Mark Pruitt has changed since the slaying, becoming more withdrawn and working less, she said in the mental-evaluation interview.

She has moved the bedroom furniture around at least twice because Pruitt complains of recurring memories about "seeing the guy lying on the floor," the report said. He also can vividly recall her trying to resuscitate Adams while the firefighter was bleeding from his mouth, the report said.

Pruitt has told her that he wishes he had died or that she had not tried to rouse him out of the seizure, she said.

Pruitt's wife told doctors that she did not know he was using cocaine until last fall. She said he went to a drug-treatment program in California for at least three weeks in October 2015, but she did not know he had resumed using the drug, according to the report.
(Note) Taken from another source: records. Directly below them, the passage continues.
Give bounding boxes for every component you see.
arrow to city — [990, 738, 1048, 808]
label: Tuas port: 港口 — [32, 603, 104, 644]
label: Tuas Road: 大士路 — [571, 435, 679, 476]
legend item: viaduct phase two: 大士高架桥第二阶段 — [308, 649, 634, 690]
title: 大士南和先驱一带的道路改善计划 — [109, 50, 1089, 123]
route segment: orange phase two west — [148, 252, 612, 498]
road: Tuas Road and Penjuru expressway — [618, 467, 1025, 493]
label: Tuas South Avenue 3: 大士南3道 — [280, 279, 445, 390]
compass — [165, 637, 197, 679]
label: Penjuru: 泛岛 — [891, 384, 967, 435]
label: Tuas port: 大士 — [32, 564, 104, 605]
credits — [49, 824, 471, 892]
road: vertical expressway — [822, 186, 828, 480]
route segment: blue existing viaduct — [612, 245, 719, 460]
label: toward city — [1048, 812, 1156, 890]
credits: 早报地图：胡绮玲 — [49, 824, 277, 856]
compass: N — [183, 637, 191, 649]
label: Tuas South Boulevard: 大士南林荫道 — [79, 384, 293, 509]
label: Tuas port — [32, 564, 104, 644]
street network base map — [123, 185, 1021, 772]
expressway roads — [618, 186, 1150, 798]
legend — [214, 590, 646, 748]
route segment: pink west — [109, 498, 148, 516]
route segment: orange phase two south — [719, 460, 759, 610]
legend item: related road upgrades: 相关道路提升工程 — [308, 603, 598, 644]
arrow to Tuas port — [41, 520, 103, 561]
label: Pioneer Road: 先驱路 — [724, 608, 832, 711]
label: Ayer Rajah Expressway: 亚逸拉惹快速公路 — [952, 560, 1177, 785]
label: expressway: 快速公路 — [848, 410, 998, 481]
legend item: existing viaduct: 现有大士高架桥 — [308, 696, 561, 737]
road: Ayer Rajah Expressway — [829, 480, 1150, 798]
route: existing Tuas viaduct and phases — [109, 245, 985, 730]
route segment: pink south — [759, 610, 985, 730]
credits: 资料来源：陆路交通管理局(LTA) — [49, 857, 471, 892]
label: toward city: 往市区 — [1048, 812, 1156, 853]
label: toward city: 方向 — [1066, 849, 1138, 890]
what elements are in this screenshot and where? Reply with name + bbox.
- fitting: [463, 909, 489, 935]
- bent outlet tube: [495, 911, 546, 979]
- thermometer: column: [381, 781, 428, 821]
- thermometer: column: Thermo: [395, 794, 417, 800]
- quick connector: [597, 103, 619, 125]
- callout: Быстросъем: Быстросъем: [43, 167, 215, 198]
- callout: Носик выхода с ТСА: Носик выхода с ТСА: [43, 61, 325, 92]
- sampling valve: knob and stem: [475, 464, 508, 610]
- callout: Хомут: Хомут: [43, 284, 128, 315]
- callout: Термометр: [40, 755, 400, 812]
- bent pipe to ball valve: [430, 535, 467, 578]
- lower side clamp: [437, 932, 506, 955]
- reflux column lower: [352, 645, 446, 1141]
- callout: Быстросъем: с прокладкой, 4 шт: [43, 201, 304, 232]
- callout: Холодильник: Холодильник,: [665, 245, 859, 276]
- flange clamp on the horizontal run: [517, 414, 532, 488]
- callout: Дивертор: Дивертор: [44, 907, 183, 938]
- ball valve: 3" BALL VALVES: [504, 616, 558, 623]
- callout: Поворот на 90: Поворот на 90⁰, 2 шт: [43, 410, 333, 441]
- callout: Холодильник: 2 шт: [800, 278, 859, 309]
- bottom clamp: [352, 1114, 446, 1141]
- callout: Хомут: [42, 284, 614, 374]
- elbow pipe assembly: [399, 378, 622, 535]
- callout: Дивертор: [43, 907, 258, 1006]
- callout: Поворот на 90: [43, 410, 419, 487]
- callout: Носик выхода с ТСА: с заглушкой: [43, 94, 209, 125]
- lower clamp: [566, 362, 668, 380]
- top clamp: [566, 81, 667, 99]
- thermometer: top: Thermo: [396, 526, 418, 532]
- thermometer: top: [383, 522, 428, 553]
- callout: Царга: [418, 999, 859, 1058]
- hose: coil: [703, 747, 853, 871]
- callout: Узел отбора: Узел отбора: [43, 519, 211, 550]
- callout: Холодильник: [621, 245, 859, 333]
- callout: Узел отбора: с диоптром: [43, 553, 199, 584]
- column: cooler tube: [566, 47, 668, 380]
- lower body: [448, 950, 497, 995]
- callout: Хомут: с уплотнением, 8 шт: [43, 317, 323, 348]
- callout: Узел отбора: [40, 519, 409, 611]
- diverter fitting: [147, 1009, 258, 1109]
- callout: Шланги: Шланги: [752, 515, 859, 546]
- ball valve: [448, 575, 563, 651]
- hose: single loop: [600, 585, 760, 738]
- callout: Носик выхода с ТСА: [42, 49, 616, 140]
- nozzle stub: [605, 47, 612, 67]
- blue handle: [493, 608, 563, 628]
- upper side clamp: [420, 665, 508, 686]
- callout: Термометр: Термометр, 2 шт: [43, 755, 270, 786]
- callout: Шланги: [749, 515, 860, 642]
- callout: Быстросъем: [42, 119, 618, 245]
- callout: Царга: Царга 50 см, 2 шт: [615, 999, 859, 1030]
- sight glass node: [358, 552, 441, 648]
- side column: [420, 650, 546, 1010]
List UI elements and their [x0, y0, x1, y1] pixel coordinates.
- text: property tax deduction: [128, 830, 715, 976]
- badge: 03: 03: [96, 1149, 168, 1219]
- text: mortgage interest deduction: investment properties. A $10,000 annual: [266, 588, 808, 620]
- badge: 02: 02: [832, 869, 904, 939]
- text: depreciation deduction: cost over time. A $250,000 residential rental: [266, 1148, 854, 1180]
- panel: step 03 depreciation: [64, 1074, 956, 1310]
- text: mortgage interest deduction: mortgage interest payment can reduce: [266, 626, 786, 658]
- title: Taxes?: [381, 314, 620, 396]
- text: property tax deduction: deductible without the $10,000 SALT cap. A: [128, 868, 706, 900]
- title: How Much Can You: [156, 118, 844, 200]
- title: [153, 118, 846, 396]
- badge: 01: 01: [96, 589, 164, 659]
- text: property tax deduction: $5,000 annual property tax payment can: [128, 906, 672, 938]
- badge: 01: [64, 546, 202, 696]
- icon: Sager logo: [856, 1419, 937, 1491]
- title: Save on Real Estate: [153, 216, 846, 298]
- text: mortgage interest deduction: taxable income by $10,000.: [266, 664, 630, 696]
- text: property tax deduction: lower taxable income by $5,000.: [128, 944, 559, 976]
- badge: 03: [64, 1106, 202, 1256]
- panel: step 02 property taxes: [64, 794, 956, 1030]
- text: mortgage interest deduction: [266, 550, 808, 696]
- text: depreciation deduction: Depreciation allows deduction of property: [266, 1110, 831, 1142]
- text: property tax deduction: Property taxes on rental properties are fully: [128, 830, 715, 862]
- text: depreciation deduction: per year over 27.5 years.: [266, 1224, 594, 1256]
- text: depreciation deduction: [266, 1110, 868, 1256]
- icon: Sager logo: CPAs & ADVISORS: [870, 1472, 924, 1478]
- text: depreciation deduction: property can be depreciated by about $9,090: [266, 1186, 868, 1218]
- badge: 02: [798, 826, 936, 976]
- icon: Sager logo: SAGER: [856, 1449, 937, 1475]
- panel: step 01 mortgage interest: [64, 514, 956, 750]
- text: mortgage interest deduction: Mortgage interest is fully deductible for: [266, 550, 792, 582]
He checked into The Bridgeway hospital for treatment a week after the firefighter was killed, reporting symptoms of depression, anxiety and "extreme guilt," the report states. He participated in an outpatient program for about two weeks before discontinuing treatment.

Defense attorneys Hubert and Christian Alexander had asked for Pruitt to be examined at the State Hospital in October.

The father and son lawyers told the judge then that they were concerned because Pruitt had twice called sheriff's deputies within a 15-hour span to come to his home. Pruitt said strangers had been in his home and elsewhere on the property.

He was committed to the State Hospital by deputies after the second call. They described him as being in a "dangerous" mental state.

Pruitt pointed to his neighbor's property and said the strangers were hiding there, but deputies found no evidence of any intruders or trespassers.